In fact, that’s what happens with normal, non-huge pipes too; it’s just that the effect of finite propagation speed is so marginal that it’s negligibly different from simultaneity at those low numbers.
Heck, even if you could get instantaneous transmission of a ball-signal down a pipe only two feet long, that’d still be a signal travelling faster than light. It’s not like you need to inflate the experiment’s size to see the problems.
It’s not only the magnitude of force required - it’s that there isn’t any material that is absolutely rigid and uncompressible.
-And golf balls are an excellent example - they seem rock hard, but are in fact remarkably squashy - I was hoping to find some slow motion footage of a golf ball being struck - IIRC, they deform like a water balloon before they get going.
Please don’t take this attitude. There’s nothing in special relativity that’s inaccessible to anyone with high-school level algebra. General relativity takes rather a bit more math, but special is (or should be) easy.
While I’m here, the interpretation of “mass increases as you near the speed of light” isn’t considered very useful by most physicists. It’s just a dodge to make the formula for momentum look the same as what we’re familiar with. But it makes more sense to change the formula for momentum, or better yet, to change what one means by speed. In relativity, the momentum of an object of rest mass m travelling at speed v is given by p = mgammav, where gamma depends on v and is 1 at small speeds, but approaches infinity as v approaches the speed of light. Now, you can interpret that formula as "relativistic mass is mgamma", so p = m[sub]R[/sub]v. But it’s more natural to say that there’s some sort of “relativistic speed” (actually called “proper speed”, or u), with u = gammav, and p = mu. Working with proper speed instead of the familiar sort makes a lot of things in relativity easier, since proper speed can get arbitrarily large, and it adds according to the familiar rules. Then, you just have to convert proper speed back to regular speed at the end of the problem, after you’ve done all of the calculations.
Isn’t this similar to have a beam of metal 1 light year long…if I push on one end, the other should move so, therefore, I can send a signal faster than light?
I can’t remember why the above wouldn’t work, but may have relevance to the OP.
All the frictionless beads are currently being used as ball bearings in the frictionless treadmill.
It doesn’t work because the beam isn’t infinitely stiff. For that matter, you can’t even send information faster than the speed of sound in such a beam (or shock wave, but let’s not pick nits).
Would this not apply to the scissors as well then?
This one is easy.
You think metal is rigid? It sure is. But it’s not infinitely rigid. Even really strong beams will bend or break if you apply enough force.

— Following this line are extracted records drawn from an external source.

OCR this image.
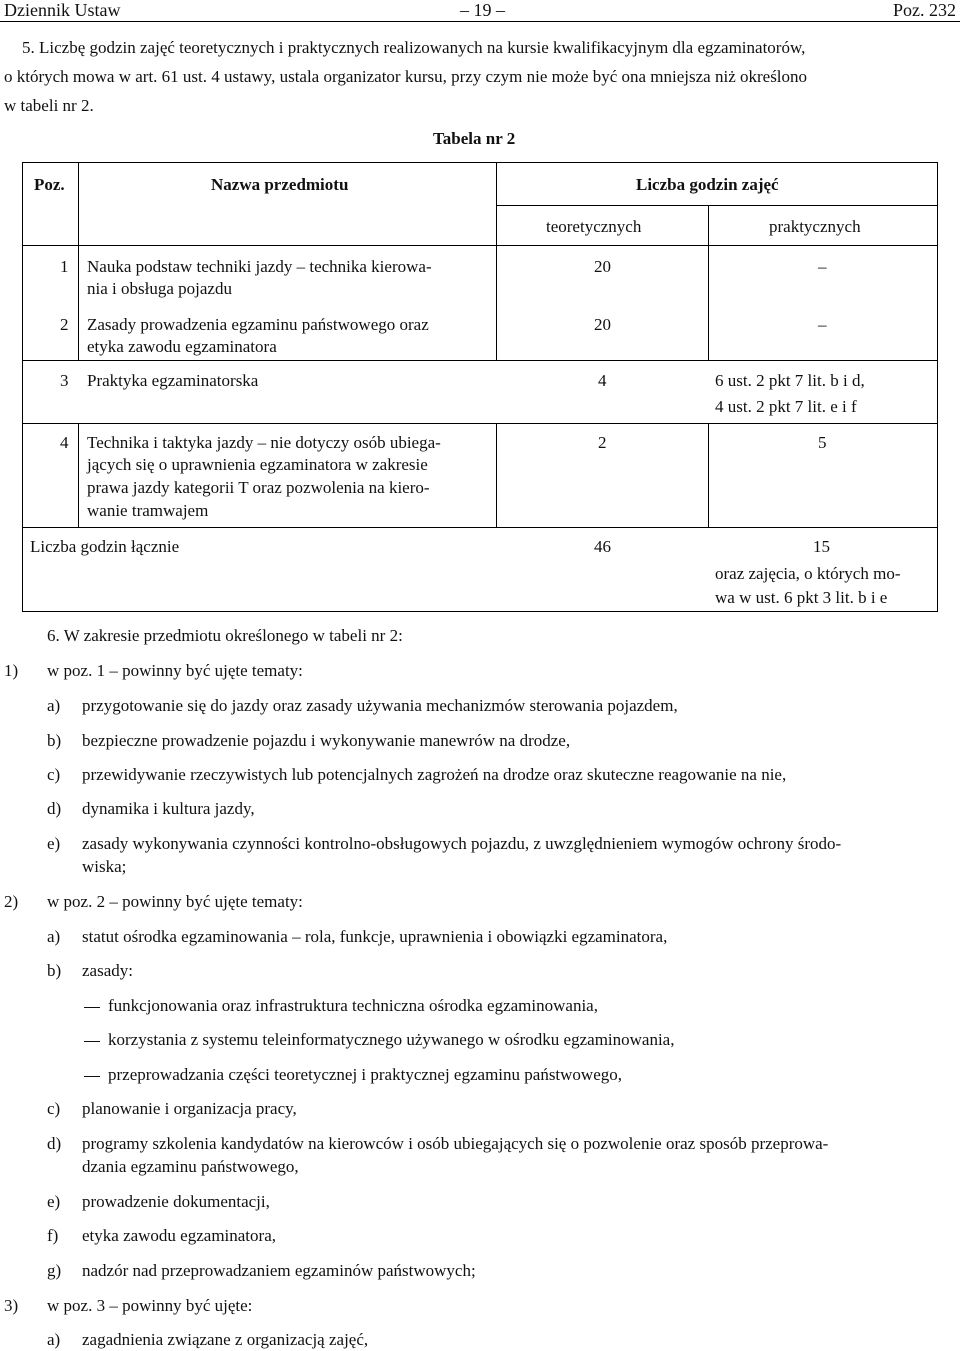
Dziennik Ustaw	– 19 –	Poz. 232
5. Liczbę godzin zajęć teoretycznych i praktycznych realizowanych na kursie kwalifikacyjnym dla egzaminatorów,
o których mowa w art. 61 ust. 4 ustawy, ustala organizator kursu, przy czym nie może być ona mniejsza niż określono
w tabeli nr 2.
Tabela nr 2
Poz.	Nazwa przedmiotu	Liczba godzin zajęć
teoretycznych	praktycznych
1 Nauka podstaw techniki jazdy – technika kierowa-
nia i obsługa pojazdu
20	–
2 Zasady prowadzenia egzaminu państwowego oraz
etyka zawodu egzaminatora
20	–
3 Praktyka egzaminatorska	4	6 ust. 2 pkt 7 lit. b i d,
4 ust. 2 pkt 7 lit. e i f
4 Technika i taktyka jazdy – nie dotyczy osób ubiega-
jących się o uprawnienia egzaminatora w zakresie
prawa jazdy kategorii T oraz pozwolenia na kiero-
wanie tramwajem
2	5
Liczba godzin łącznie	46	15
oraz zajęcia, o których mo-
wa w ust. 6 pkt 3 lit. b i e
6. W zakresie przedmiotu określonego w tabeli nr 2:
1) w poz. 1 – powinny być ujęte tematy:
a) przygotowanie się do jazdy oraz zasady używania mechanizmów sterowania pojazdem,
b) bezpieczne prowadzenie pojazdu i wykonywanie manewrów na drodze,
c) przewidywanie rzeczywistych lub potencjalnych zagrożeń na drodze oraz skuteczne reagowanie na nie,
d) dynamika i kultura jazdy,
e) zasady wykonywania czynności kontrolno-obsługowych pojazdu, z uwzględnieniem wymogów ochrony środo-
wiska;
2) w poz. 2 – powinny być ujęte tematy:
a) statut ośrodka egzaminowania – rola, funkcje, uprawnienia i obowiązki egzaminatora,
b) zasady:
funkcjonowania oraz infrastruktura techniczna ośrodka egzaminowania,
korzystania z systemu teleinformatycznego używanego w ośrodku egzaminowania,
przeprowadzania części teoretycznej i praktycznej egzaminu państwowego,
c) planowanie i organizacja pracy,
d) programy szkolenia kandydatów na kierowców i osób ubiegających się o pozwolenie oraz sposób przeprowa-
dzania egzaminu państwowego,
e) prowadzenie dokumentacji,
f) etyka zawodu egzaminatora,
g) nadzór nad przeprowadzaniem egzaminów państwowych;
3) w poz. 3 – powinny być ujęte:
a) zagadnienia związane z organizacją zajęć,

Think about it this way. What forces hold a solid metal beam together? The forces that hold the iron atoms together in that metal beam don’t travel faster than light. So if if that metal rod were very very very rigid, when you push on one end the other end doesn’t instantaneously move. Rather you push on some iron atoms at your end, and those iron atoms push on some other iron atoms and those iron atoms push on some other iron atoms and so on and so on and so on, until you reach the end of the “solid” metal beam. And the forces that allow those iron atoms to push against each other don’t propagate at the speed of light, much less faster than light.
And of course this is completely discounting the fact that a really long metal beam would just bend or break, and that the mass of a metal beam a mere thousand miles long would be gigantic, and the force required to move it would be much larger than the inter-atomic forces holding that beam together.
But even with an unobtanium beam of arbitrary strength you’re still limited to below light speed.
Would this apply to the scissors then?